Salve vorrei esporre ciò che mi è capitato.

Nel dicembre 2014 a seguito di saldo dell'asta giudiziaria di cui ero aggiudicatario mi viene trasferito un immobile e relativa area cortiliva.

Il custode, qualche giorno dopo il decreto di trasferimento, mi consegna le chiavi e il possesso dell'immobile , tutto a mezzo di appositi verbali redatti in contraddittorio tra me e il custode stesso.

L'immobile e la relativa area cortiliva risultano liberi da persone e cose (materialmente non c'era nulla dell'esecutato se non l'immobile allo stato grezzo e l'area cortiliva libera).

L'area cortiliva ha ascritta una servitù su una parte con velatura gialla verso altri fondi adiacenti non recintati rispetto al mio.

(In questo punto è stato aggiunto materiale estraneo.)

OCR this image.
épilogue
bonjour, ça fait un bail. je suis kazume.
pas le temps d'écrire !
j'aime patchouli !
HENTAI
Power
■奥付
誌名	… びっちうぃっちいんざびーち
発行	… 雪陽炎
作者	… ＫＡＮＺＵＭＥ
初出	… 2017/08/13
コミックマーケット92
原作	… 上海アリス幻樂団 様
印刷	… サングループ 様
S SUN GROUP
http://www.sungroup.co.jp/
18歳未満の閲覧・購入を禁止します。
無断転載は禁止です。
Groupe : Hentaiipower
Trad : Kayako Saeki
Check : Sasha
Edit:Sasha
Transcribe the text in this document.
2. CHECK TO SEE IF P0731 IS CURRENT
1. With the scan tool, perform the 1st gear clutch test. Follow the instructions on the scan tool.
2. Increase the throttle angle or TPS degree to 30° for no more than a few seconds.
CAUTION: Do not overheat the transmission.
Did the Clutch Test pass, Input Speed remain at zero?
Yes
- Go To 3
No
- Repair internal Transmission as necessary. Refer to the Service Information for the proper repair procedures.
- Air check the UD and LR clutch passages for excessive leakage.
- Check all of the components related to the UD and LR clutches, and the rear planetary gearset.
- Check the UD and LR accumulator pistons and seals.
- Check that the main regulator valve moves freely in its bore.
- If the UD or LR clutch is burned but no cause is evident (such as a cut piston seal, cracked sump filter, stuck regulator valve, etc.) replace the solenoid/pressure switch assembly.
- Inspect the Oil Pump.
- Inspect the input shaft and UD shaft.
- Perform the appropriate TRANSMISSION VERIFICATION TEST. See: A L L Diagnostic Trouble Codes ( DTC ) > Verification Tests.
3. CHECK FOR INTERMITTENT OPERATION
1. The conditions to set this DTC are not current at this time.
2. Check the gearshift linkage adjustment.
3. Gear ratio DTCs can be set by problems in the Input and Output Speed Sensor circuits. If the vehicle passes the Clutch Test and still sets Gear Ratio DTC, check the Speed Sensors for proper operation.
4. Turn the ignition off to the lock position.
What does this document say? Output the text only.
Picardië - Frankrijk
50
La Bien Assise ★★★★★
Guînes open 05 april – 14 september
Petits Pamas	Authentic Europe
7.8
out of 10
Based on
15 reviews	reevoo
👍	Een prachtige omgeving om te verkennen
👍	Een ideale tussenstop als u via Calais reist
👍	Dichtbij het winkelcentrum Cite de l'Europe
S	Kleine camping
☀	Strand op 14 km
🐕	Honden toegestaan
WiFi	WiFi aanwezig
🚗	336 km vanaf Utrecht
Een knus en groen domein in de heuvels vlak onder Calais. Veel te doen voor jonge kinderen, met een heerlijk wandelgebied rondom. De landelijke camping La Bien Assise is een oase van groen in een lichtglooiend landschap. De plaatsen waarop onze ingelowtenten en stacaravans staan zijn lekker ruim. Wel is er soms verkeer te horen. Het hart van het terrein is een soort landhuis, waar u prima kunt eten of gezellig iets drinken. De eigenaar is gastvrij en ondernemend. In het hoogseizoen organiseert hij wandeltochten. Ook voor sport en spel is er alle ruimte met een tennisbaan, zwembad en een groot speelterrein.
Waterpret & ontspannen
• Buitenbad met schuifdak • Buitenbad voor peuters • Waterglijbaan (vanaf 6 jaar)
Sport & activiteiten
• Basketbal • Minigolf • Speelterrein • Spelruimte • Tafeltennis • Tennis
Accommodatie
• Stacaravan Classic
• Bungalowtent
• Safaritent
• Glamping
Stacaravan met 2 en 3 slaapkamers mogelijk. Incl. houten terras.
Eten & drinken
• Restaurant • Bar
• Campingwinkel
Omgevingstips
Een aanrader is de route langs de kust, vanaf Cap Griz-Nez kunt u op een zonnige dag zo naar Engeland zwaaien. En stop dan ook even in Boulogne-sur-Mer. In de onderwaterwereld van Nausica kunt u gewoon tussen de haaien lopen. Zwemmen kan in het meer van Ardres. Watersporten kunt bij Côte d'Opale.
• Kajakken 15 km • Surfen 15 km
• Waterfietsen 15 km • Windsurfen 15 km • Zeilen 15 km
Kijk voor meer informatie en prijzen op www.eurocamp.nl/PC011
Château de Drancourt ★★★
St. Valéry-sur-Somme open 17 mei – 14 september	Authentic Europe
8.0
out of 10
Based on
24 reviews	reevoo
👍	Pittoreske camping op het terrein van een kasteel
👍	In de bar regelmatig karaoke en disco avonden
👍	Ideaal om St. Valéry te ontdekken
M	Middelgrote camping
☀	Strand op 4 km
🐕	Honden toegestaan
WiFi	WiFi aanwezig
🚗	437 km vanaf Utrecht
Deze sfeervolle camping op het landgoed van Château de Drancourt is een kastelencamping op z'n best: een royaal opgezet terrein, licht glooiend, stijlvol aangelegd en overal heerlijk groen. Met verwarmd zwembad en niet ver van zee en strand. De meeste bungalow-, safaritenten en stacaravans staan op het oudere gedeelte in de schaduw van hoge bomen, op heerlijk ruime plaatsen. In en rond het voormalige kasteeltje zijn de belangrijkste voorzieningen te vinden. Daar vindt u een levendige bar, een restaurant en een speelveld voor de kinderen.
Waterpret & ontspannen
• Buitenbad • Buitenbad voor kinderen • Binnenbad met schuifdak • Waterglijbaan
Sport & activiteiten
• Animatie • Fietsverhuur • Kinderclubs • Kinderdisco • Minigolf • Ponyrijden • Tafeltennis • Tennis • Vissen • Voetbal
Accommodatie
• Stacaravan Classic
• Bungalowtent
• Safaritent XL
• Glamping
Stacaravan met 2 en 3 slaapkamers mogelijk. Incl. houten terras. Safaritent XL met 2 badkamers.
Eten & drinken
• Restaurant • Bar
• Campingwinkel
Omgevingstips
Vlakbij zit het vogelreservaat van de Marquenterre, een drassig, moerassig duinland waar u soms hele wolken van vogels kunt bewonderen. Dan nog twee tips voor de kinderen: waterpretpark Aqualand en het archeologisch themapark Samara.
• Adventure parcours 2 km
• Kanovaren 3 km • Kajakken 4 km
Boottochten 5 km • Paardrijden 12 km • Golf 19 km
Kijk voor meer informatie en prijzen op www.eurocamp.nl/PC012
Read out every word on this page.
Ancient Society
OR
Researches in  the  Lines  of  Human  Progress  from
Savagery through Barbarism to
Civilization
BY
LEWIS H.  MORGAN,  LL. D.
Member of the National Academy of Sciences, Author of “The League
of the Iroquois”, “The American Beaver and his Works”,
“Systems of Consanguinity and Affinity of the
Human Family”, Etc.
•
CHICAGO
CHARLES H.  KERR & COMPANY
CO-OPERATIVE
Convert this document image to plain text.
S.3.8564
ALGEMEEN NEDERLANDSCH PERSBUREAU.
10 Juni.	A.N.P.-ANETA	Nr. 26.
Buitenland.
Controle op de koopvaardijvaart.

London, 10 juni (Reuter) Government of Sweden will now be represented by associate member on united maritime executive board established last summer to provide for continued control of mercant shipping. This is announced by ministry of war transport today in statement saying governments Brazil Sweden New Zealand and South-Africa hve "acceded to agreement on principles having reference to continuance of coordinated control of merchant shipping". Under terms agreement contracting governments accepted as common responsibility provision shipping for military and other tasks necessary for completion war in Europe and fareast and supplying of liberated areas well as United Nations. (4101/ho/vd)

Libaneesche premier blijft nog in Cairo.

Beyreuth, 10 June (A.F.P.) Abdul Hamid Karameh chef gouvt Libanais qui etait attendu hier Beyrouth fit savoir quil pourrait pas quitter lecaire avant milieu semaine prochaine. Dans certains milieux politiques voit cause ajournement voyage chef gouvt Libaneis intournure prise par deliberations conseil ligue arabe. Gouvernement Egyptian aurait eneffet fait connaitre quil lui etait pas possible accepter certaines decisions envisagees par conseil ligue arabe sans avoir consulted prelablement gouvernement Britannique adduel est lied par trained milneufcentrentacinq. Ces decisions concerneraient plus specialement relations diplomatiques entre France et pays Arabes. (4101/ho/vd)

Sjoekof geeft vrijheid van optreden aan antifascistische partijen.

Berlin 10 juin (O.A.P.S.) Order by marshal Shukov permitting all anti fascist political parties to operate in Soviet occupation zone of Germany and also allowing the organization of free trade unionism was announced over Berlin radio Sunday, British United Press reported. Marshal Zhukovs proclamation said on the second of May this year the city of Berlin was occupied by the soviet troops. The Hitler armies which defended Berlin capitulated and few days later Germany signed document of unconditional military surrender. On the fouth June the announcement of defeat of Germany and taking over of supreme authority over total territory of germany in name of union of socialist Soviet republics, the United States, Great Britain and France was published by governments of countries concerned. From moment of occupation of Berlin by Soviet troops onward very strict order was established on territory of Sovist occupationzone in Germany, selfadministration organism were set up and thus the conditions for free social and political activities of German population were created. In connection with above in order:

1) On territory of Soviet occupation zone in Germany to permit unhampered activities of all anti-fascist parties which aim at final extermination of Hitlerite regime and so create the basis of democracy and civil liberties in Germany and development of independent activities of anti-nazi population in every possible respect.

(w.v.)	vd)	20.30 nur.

Nell'atto di provenienza del mio immobile, che mi procuro alla conservatoria, si descrivono le servitù attive e passive, è presente la dicitura che si riferisce alla "porzione di area cortiliva con velatura gialla" ed è allegato il foglio di mappa col disegno ed evidenziazione dell'are con velatura gialla soggetta a servitù.

Tutta la proprietà ha origine da un frazionamento di un bene indiviso fino al 2005, successivamente frazionato da parte del proprietario del bene, il nonno, che poi cedeva parte dello stesso al nipote, l'esecutato.

A marzo 2015 presento in Comune la SCIA regolarmente accettata e avvio i lavori per mutare la proprietà dallo stato grezzo all'abitabile e altresì costruire il muro sul fondo di mia proprietà esclusiva (recinto l'immobile creando una recinzione sull'area non velata di giallo, lasciando quest'ultima esercibile come da servitù).

La costruzione del muro avviene a partire da Novembre 2015 e impedisce a terzi l'accesso al  fondo di mia proprietà esclusiva.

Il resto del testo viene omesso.